En mi primera semana de vida me apresaron y no volví a mi casa. Me ataron dentro de una caseta, con otros animales que no conocía. Entre bufidos y arañazos conseguí encontrar un rincón en aquella celda.
En dos meses de viaje, vi lugares que olían a miel y otros a heno mojado, pero ninguno como mi osera. Al cabo de dos estaciones, una tarde, a la hora de dormir, escuché como la caravana se paraba. Con curiosidad comencé a olfatear otros aromas. Pero el tratante me sacó de la jaula al poco y, con gesto serio, me dejó sobre una mesa. El color azabache de mi lomo y el cobrizo de mis costados, así como mi pequeña estatura, fueron elogiados por la persona que acompañaba al tratante. Espiando con sigilo, los hombres me palpaban y hablaban, me miraban los dientes y susurraban.

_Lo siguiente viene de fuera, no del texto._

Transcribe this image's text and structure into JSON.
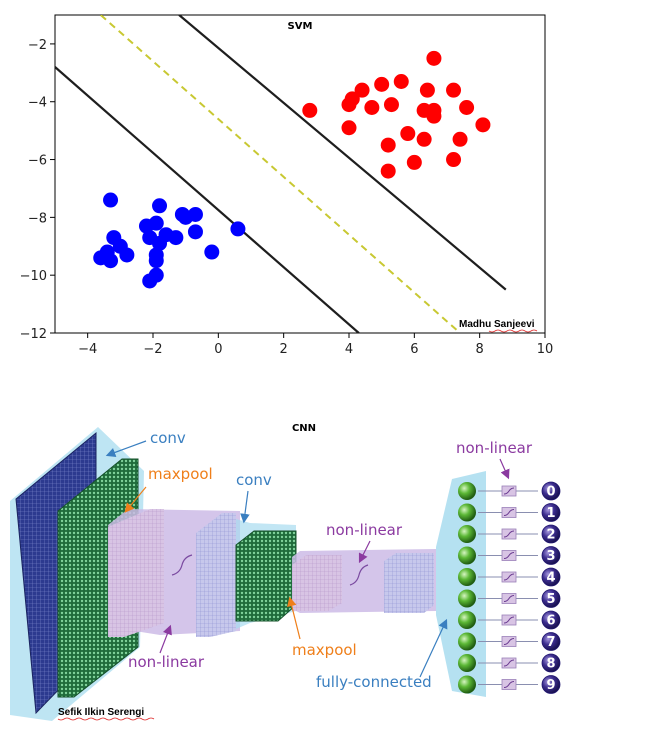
{
  "svm": {
    "title": "SVM",
    "credit": "Madhu Sanjeevi",
    "chart_data": {
      "type": "scatter",
      "xlim": [
        -5,
        10
      ],
      "ylim": [
        -12,
        -1
      ],
      "x_ticks": [
        "−4",
        "−2",
        "0",
        "2",
        "4",
        "6",
        "8",
        "10"
      ],
      "x_tick_values": [
        -4,
        -2,
        0,
        2,
        4,
        6,
        8,
        10
      ],
      "y_ticks": [
        "−2",
        "−4",
        "−6",
        "−8",
        "−10",
        "−12"
      ],
      "y_tick_values": [
        -2,
        -4,
        -6,
        -8,
        -10,
        -12
      ],
      "grid": false,
      "series": [
        {
          "color": "#0000ff",
          "points": [
            [
              -3.3,
              -7.4
            ],
            [
              -1.8,
              -7.6
            ],
            [
              -1.1,
              -7.9
            ],
            [
              -0.7,
              -7.9
            ],
            [
              -1.0,
              -8.0
            ],
            [
              -2.2,
              -8.3
            ],
            [
              -1.9,
              -8.2
            ],
            [
              -1.6,
              -8.6
            ],
            [
              -3.2,
              -8.7
            ],
            [
              -2.1,
              -8.7
            ],
            [
              -1.3,
              -8.7
            ],
            [
              -0.7,
              -8.5
            ],
            [
              0.6,
              -8.4
            ],
            [
              -1.8,
              -8.9
            ],
            [
              -3.4,
              -9.2
            ],
            [
              -3.0,
              -9.0
            ],
            [
              -2.8,
              -9.3
            ],
            [
              -3.6,
              -9.4
            ],
            [
              -3.3,
              -9.5
            ],
            [
              -1.9,
              -9.3
            ],
            [
              -1.9,
              -9.5
            ],
            [
              -0.2,
              -9.2
            ],
            [
              -1.9,
              -10.0
            ],
            [
              -2.1,
              -10.2
            ]
          ]
        },
        {
          "color": "#ff0000",
          "points": [
            [
              6.6,
              -2.5
            ],
            [
              5.6,
              -3.3
            ],
            [
              5.0,
              -3.4
            ],
            [
              4.4,
              -3.6
            ],
            [
              4.0,
              -4.1
            ],
            [
              4.1,
              -3.9
            ],
            [
              4.7,
              -4.2
            ],
            [
              5.3,
              -4.1
            ],
            [
              6.4,
              -3.6
            ],
            [
              7.2,
              -3.6
            ],
            [
              6.3,
              -4.3
            ],
            [
              6.6,
              -4.3
            ],
            [
              6.6,
              -4.5
            ],
            [
              7.6,
              -4.2
            ],
            [
              2.8,
              -4.3
            ],
            [
              8.1,
              -4.8
            ],
            [
              4.0,
              -4.9
            ],
            [
              5.8,
              -5.1
            ],
            [
              6.3,
              -5.3
            ],
            [
              5.2,
              -5.5
            ],
            [
              7.4,
              -5.3
            ],
            [
              6.0,
              -6.1
            ],
            [
              7.2,
              -6.0
            ],
            [
              5.2,
              -6.4
            ]
          ]
        }
      ],
      "lines": [
        {
          "from": [
            -1.2,
            -1.0
          ],
          "to": [
            8.8,
            -10.5
          ],
          "color": "#1e1e1e",
          "dash": false
        },
        {
          "from": [
            -5.1,
            -2.7
          ],
          "to": [
            4.3,
            -12.0
          ],
          "color": "#1e1e1e",
          "dash": false
        },
        {
          "from": [
            -3.6,
            -1.0
          ],
          "to": [
            7.4,
            -12.0
          ],
          "color": "#c8c832",
          "dash": true
        }
      ]
    }
  },
  "cnn": {
    "title": "CNN",
    "credit": "Sefik Ilkin Serengi",
    "labels": {
      "conv1": "conv",
      "maxpool1": "maxpool",
      "conv2": "conv",
      "nonlinear_top": "non-linear",
      "nonlinear_mid": "non-linear",
      "nonlinear_bottom": "non-linear",
      "maxpool2": "maxpool",
      "fully_connected": "fully-connected"
    },
    "outputs": [
      "0",
      "1",
      "2",
      "3",
      "4",
      "5",
      "6",
      "7",
      "8",
      "9"
    ],
    "colors": {
      "conv_label": "#3a7fc0",
      "maxpool_label": "#ef7f1a",
      "nonlinear_label": "#8b3aa0",
      "neuron": "#4fae2e",
      "output_bubble": "#3c2d8f",
      "envelope": "#a8dcef",
      "input_layer": "#2c3a8f",
      "maxpool_block": "#2e8a4e"
    }
  }
}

Ahora vivo en una jaula mayor, y me dan la comida que quiero siempre que gruña y asuste cuando salto al anfiteatro. Mi familia, aún en el bosque, seguirá con sus vidas. En uno de mis viajes, desde Roma a Túnez, puede que conozca a otro oso del Atlas como yo. Y entonces, como le pasó al anterior, el nuevo será “la estrella” y a mí me matarán.